Er ontstond een strijd tussen Aphrodite en Persephone over wie dit kind mocht behouden: Zeus besliste dat hij het ene halve jaar in de onderwereld bij Persephone, en het andere halve jaar boven de aarde bij Afrodite mocht doorbrengen. Volgens een andere variant schonk de muze Calliope Adonis een derde deel van het jaar aan Persephone, een derde aan Aphrodite; het laatste derde deel van het jaar mocht hij voor zichzelf behouden. Zijn eigen deel offerde Adonis echter op om bij Aphrodite te kunnen blijven. Ook werd wel gezegd dat hij in dit gedeelte van het jaar Apollo als vrouw diende. Dit komt overeen met de zichzelf castrerende priesters, de Galloi, in dienst van Cybele, wier geliefde Attis op dezelfde manier als Adonis om het leven kwam.

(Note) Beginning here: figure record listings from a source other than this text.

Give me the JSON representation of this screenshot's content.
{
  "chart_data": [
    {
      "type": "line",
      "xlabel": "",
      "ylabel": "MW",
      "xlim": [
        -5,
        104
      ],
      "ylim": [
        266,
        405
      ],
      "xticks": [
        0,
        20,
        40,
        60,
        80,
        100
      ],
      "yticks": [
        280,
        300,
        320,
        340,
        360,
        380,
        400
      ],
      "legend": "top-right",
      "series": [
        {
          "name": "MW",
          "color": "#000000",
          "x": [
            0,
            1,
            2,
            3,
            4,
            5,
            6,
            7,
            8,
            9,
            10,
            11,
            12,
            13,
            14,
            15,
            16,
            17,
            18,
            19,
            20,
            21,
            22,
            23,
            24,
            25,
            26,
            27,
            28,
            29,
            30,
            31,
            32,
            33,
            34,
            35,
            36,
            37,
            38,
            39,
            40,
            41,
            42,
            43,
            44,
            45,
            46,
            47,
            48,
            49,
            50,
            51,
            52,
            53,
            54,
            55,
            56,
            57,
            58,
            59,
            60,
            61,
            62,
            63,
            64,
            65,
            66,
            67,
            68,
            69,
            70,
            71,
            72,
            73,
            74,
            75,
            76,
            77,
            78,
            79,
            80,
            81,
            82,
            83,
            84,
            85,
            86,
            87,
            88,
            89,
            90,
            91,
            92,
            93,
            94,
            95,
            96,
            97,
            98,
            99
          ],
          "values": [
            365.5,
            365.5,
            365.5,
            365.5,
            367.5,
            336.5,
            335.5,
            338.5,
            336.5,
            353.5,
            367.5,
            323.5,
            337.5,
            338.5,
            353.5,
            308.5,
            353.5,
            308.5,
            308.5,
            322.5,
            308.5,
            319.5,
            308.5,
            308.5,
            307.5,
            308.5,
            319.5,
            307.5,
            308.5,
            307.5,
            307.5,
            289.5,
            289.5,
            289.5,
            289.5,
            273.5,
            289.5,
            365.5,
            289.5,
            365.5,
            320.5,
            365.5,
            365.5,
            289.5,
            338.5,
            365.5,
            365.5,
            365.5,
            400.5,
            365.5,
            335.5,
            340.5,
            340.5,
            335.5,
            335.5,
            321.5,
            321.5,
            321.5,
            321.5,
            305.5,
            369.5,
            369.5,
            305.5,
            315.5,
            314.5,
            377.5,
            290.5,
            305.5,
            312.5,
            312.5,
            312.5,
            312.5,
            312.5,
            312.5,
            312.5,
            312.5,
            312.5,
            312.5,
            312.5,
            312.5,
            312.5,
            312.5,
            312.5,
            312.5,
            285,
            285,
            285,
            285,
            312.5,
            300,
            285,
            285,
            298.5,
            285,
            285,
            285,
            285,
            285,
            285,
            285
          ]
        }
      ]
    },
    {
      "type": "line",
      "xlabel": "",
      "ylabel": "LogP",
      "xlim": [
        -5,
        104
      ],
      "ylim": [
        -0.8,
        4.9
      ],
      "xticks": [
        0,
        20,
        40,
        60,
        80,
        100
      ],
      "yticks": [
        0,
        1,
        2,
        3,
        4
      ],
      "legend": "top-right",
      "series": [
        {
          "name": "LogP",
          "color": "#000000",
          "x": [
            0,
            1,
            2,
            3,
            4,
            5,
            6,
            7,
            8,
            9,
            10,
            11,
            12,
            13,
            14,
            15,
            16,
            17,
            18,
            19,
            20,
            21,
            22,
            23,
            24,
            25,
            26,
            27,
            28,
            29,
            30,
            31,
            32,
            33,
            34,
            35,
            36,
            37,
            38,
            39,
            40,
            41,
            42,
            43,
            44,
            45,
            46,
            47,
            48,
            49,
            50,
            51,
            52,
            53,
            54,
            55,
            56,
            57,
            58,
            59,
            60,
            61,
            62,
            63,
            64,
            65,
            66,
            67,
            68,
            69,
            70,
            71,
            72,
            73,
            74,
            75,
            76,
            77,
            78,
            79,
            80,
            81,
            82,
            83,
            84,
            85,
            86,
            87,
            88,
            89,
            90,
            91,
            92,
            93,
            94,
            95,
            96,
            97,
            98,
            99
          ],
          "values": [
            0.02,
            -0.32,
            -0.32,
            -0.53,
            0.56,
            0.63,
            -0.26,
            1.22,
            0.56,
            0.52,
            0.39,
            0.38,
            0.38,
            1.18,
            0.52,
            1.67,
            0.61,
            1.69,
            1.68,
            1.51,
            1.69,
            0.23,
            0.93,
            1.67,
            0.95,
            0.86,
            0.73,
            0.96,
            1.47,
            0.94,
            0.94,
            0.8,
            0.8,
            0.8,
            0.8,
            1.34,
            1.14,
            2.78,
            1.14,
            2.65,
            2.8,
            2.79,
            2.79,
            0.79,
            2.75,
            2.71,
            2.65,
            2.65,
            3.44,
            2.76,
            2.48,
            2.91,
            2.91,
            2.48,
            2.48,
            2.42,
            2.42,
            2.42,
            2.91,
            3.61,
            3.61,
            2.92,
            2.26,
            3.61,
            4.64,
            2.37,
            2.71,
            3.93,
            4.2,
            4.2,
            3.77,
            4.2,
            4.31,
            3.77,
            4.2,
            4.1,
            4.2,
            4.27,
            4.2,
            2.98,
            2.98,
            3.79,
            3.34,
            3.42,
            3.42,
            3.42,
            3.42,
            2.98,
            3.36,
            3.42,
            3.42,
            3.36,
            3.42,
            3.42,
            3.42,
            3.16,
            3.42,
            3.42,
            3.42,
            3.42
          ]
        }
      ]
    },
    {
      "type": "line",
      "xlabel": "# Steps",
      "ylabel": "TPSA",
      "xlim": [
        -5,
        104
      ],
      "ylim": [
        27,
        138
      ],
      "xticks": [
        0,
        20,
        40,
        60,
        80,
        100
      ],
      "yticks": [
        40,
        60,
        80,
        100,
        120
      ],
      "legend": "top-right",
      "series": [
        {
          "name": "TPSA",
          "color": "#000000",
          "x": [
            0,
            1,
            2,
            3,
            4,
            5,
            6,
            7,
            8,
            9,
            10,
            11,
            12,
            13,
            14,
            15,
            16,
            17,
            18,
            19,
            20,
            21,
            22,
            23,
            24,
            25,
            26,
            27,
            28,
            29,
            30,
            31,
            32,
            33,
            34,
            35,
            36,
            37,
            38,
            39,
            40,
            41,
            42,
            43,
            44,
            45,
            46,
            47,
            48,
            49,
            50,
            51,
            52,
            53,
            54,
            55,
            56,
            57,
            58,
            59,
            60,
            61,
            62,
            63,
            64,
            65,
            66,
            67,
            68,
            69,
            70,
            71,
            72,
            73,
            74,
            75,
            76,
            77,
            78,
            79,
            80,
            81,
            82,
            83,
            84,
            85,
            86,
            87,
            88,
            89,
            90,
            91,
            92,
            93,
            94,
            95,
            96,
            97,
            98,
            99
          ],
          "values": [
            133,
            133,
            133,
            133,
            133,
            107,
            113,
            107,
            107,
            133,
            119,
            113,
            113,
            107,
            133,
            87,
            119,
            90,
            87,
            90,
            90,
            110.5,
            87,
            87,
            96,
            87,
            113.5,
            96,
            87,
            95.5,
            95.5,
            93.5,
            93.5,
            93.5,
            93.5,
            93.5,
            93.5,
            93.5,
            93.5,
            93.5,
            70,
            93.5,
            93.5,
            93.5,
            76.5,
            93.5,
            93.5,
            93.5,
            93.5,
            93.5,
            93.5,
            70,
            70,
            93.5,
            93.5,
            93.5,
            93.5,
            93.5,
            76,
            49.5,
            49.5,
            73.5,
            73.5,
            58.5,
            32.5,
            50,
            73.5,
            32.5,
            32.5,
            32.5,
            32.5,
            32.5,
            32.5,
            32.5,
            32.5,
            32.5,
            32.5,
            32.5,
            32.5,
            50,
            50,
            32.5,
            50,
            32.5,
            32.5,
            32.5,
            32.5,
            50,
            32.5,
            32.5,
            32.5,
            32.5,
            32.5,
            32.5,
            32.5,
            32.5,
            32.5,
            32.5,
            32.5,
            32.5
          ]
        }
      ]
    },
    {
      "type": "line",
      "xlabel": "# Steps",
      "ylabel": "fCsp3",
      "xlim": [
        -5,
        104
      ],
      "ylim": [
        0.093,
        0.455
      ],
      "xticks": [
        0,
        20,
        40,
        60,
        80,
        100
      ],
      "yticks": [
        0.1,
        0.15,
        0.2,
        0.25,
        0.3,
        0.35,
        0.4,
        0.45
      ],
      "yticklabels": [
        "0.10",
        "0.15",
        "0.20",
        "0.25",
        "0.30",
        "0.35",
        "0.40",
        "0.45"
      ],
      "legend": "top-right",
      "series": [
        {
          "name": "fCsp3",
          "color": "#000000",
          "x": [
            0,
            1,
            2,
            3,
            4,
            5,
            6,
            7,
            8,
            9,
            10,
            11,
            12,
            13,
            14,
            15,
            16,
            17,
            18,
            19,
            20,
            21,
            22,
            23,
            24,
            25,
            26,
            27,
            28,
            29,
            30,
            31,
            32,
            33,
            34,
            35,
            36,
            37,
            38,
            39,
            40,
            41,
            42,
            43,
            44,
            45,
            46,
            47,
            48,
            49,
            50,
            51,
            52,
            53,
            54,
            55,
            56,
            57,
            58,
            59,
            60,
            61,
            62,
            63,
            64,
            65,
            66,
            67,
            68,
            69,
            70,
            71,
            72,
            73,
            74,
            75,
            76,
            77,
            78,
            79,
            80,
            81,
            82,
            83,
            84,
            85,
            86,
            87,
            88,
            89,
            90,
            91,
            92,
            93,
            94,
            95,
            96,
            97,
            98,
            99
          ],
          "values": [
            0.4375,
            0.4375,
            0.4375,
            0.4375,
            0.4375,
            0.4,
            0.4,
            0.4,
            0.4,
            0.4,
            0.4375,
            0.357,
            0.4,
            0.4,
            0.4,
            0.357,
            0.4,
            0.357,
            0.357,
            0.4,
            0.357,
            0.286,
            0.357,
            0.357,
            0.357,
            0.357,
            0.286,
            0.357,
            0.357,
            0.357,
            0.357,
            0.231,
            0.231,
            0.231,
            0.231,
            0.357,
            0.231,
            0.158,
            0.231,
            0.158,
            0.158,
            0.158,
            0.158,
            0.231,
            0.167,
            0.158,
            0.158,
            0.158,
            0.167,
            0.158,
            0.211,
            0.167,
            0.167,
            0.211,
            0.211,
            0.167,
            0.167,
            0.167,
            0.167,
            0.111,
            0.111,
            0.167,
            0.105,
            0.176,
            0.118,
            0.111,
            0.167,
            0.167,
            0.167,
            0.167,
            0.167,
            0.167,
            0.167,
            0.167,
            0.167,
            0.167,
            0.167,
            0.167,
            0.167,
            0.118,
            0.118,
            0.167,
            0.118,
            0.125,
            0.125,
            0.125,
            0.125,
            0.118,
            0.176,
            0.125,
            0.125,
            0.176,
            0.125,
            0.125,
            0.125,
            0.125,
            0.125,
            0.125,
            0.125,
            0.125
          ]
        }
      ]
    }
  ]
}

Adonis werd elke herfst door een everzwijn gedood. Afrodite rouwde om hem tot de lente, en de aarde was onvruchtbaar in deze tijd. Zijn terugkeer werd in Byblos aangekondigd door het rivierwater, dat rood kleurde door een bepaalde klei, en op Cyprus door de komst van de rode anemoon. De tegenwoordige naam van de rivier is Nahr Ibrahim.
Ook bij Jaffa bevindt zich een bloedrode rivier; deze is gekleurd door het bloed van Cetos, het door Perseus gedode zeemonster.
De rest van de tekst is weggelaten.